In contrast, an individual who has the equivalent superannuation assets, around $3,555,000, earning a similar amount, around $297,000, and drawing the same total income of $300,000, would be subject to a total tax bill of just $27,700.
While the application of the Division 296 tax may be consistent across these two individuals, in that they both would pay the same $7,000 Division 296 tax, it is clear that the latter benefits significantly from the superannuation tax concessions which are not available to those in receipt of unfunded superannuation.
Were the individual in receipt of the unfunded superannuation payment of $300,000 a woman the Division 296 tax assessment would increase significantly to around $12,000. This is hardly treating defined benefit members and accumulation members in a consistent manner as stated by Treasury.
Other areas of inconsistency
There are many other areas where the proposed legislation does not treat individuals in a consistent manner as asserted by Treasury. These include the following:
- Those holding in excess of $3 million in a superannuation fund will be able to readily escape the full impost of Division 296 tax by moving some of their superannuation assets to other tax effective places. Individuals receiving unfunded superannuation are unable to access any of the unfunded asset that will be ascribed to them in the Division 296 regulations and cannot take any actions to limit the impact of a Division 296 tax impost;
- In retirement mode, the earnings of the first $1.9 million of an individual’s superannuation asset will remain tax exempt. In contrast the full amount of an unfunded superannuation pension will continue to contribute to an individual’s personal income tax assessment with normal marginal income tax rates applied impacting them as shown in the example above;
- Earnings from an individual’s superannuation asset valued between $1.9 million and $3.0 million will continue to be taxed at only 15%. On the other hand, unfunded superannuation which is ascribed under the proposed regulations to be derived from a fund valued towards the top of this range, is likely to be exposed to the top personal marginal income tax rate of 45 percent; and
- Earnings from an individual’s superannuation asset in excess of $3.0 million will attract the Division 296 tax loading of 15% taking the marginal tax rate to 30%. Unfunded superannuation pensions, assessed under the Regulations to incur the Division 296 loading of 15%, will have that loading applied on top of the existing 45% marginal personal tax rate that will almost certainly apply to that pension.

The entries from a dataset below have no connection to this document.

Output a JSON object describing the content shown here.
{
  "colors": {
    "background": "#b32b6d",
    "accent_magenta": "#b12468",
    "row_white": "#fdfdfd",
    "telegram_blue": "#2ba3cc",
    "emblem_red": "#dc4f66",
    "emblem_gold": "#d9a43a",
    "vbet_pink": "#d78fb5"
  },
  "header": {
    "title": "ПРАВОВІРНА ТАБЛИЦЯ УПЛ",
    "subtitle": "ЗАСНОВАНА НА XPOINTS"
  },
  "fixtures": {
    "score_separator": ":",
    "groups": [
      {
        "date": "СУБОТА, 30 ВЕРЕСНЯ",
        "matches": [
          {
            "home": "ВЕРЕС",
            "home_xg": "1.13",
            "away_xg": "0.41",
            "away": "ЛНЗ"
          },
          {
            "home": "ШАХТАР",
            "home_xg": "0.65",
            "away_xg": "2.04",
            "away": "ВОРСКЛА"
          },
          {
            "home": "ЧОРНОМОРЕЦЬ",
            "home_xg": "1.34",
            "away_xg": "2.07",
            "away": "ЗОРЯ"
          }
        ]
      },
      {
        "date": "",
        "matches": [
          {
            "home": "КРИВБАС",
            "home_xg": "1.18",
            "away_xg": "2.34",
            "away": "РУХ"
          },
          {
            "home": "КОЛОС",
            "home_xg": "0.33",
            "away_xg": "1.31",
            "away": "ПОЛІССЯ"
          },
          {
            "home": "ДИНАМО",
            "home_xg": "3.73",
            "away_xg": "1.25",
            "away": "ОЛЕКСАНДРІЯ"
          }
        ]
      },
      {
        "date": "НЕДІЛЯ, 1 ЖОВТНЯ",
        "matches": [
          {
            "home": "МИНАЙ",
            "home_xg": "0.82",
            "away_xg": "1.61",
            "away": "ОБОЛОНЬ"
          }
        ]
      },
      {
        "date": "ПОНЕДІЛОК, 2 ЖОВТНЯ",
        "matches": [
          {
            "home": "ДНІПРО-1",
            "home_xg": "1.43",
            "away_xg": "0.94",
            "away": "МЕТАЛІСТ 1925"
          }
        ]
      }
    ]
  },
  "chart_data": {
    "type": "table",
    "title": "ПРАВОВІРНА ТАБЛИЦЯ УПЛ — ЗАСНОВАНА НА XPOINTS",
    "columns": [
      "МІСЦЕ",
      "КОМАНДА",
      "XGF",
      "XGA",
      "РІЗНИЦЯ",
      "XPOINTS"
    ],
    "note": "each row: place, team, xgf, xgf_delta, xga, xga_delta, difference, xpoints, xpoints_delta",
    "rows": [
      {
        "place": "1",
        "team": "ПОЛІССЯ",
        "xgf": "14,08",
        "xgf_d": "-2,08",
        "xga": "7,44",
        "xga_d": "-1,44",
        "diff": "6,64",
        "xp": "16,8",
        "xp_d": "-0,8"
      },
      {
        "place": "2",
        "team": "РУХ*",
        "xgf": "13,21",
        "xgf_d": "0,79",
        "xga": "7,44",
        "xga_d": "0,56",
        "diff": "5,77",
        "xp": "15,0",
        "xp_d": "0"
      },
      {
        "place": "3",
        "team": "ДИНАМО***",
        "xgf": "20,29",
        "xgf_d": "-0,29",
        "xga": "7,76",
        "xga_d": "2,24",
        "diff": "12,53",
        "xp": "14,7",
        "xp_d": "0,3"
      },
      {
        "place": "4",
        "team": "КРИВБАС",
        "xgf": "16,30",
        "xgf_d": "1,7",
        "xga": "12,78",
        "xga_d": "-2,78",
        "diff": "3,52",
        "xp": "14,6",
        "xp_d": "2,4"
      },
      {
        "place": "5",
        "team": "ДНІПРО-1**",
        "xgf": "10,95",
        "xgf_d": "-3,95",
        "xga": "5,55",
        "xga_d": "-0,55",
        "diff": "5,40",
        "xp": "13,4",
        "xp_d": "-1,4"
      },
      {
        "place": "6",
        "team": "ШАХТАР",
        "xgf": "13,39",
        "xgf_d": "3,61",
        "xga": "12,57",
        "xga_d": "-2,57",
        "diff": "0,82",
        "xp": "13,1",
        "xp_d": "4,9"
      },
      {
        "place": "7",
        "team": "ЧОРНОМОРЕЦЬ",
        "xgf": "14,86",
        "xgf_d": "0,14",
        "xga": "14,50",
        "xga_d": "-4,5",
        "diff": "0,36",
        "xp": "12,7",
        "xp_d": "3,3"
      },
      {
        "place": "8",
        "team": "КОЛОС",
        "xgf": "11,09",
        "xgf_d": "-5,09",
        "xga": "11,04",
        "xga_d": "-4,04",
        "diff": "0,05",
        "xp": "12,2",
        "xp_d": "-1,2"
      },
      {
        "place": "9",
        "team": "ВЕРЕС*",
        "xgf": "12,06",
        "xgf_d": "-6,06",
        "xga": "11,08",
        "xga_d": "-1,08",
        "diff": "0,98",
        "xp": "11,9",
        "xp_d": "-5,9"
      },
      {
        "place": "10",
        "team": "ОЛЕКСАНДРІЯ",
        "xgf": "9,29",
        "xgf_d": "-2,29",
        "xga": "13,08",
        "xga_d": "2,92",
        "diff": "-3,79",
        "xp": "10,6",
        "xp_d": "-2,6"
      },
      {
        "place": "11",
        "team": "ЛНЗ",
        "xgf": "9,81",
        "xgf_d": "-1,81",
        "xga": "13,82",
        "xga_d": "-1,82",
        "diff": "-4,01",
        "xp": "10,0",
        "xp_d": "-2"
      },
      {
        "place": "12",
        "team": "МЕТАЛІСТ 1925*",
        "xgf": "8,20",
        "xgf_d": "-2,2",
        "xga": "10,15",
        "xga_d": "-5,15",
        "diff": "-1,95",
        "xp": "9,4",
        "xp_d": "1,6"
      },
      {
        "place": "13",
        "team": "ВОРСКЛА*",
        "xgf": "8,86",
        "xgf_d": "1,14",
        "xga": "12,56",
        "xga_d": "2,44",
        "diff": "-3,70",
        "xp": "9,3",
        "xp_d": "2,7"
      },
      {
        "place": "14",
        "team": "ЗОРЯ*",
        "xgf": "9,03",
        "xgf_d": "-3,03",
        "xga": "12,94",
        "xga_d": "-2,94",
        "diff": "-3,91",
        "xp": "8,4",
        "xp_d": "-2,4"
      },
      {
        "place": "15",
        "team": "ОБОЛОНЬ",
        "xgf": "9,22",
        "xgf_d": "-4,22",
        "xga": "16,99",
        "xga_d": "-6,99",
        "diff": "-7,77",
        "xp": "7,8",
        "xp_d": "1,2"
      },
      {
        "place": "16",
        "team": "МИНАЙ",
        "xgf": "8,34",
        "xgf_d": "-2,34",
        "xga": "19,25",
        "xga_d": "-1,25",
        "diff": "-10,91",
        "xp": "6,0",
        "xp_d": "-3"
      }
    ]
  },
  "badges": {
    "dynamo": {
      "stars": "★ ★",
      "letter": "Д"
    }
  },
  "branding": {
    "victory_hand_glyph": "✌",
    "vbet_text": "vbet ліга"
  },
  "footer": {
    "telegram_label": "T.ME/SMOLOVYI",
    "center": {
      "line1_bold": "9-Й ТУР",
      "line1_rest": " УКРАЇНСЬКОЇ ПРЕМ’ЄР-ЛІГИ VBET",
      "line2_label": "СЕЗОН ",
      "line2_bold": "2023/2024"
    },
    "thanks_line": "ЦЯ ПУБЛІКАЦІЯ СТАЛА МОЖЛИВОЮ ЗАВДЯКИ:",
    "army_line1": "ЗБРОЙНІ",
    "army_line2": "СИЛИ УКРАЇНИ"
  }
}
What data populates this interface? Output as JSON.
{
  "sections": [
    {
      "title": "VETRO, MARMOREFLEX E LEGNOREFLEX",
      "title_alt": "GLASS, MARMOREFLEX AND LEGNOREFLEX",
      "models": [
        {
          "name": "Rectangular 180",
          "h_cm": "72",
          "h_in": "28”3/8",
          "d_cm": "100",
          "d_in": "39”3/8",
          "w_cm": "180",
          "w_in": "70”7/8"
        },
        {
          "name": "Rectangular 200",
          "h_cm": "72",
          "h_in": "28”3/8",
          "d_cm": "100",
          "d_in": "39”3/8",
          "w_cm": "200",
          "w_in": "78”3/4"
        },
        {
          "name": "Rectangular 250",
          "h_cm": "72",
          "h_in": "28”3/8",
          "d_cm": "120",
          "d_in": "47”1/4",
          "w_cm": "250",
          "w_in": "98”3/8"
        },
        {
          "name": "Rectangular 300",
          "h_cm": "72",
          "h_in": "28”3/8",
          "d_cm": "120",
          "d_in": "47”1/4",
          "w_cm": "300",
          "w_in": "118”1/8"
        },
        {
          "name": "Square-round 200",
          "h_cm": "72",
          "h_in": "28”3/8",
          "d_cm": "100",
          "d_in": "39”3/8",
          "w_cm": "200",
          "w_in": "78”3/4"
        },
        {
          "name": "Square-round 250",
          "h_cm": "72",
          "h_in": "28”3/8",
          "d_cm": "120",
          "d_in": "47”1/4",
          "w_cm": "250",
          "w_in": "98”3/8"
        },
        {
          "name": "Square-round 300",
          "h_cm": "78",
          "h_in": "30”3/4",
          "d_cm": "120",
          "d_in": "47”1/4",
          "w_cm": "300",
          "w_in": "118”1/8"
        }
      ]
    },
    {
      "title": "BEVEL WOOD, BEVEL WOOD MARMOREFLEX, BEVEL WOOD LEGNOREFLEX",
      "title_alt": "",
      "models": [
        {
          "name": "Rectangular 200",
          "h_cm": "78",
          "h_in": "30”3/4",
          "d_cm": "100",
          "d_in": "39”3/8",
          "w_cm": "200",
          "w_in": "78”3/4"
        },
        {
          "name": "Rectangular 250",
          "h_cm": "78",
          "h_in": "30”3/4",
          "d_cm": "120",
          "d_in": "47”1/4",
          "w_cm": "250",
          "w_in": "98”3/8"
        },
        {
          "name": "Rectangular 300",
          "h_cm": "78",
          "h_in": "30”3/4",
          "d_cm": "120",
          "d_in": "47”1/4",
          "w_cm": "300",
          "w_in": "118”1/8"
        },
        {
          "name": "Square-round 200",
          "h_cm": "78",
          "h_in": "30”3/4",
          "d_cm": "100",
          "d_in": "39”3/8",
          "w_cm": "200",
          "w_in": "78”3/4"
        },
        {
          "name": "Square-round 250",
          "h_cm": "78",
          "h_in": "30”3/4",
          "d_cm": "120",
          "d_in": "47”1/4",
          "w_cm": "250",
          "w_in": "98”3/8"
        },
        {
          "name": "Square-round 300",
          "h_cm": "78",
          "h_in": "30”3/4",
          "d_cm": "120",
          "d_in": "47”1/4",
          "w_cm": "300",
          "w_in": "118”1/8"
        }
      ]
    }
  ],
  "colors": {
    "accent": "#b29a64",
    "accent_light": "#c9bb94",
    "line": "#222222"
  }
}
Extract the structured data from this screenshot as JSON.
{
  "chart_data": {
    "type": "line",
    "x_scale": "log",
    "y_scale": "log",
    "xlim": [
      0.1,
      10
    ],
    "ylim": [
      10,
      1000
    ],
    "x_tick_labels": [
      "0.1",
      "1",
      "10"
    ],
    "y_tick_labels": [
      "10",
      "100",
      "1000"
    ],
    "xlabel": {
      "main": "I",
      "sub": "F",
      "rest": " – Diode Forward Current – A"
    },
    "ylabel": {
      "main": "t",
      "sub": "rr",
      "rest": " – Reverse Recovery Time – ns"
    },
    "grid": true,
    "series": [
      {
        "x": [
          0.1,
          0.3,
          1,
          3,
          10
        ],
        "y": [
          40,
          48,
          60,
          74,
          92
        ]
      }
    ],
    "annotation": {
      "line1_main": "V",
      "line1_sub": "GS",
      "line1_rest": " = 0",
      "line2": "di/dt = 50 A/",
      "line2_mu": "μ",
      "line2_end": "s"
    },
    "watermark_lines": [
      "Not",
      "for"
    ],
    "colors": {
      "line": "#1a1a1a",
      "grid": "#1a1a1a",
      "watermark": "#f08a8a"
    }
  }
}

It is unfortunate that some commentators are muddying the waters in respect of the taxation arrangements applying to unfunded superannuation. These commentators confuse the taxation arrangements applying to funded and unfunded superannuation and frequently make reference to retirees receiving up to $118,750 tax free.
Such comments are irrelevant in the case of an individual in receipt of an unfunded superannuation pension that may be subject to Division 296 tax. These individuals are not in receipt of this tax benefit, and as stated above, and shown in the example, are almost certainly already paying a marginal tax rate of 45% on any income ascribed to them under a Division 296 assessment applied to that unfunded superannuation.
The stated purpose of the Government’s Division 296 measures is to ensure the better targeting of superannuation tax concessions.
As ACPSRO and others have demonstrated, unfunded superannuation does not attract these concessions and should not be included within the Division 296 tax arrangements. The application of Division 296 tax to an individual’s unfunded superannuation will amount to the double taxation of that superannuation and impose an effective marginal tax rate which is likely double that proposed under the government’s reforms.
John Pauley is President of the Australian Council of Public Sector Retiree Organisations.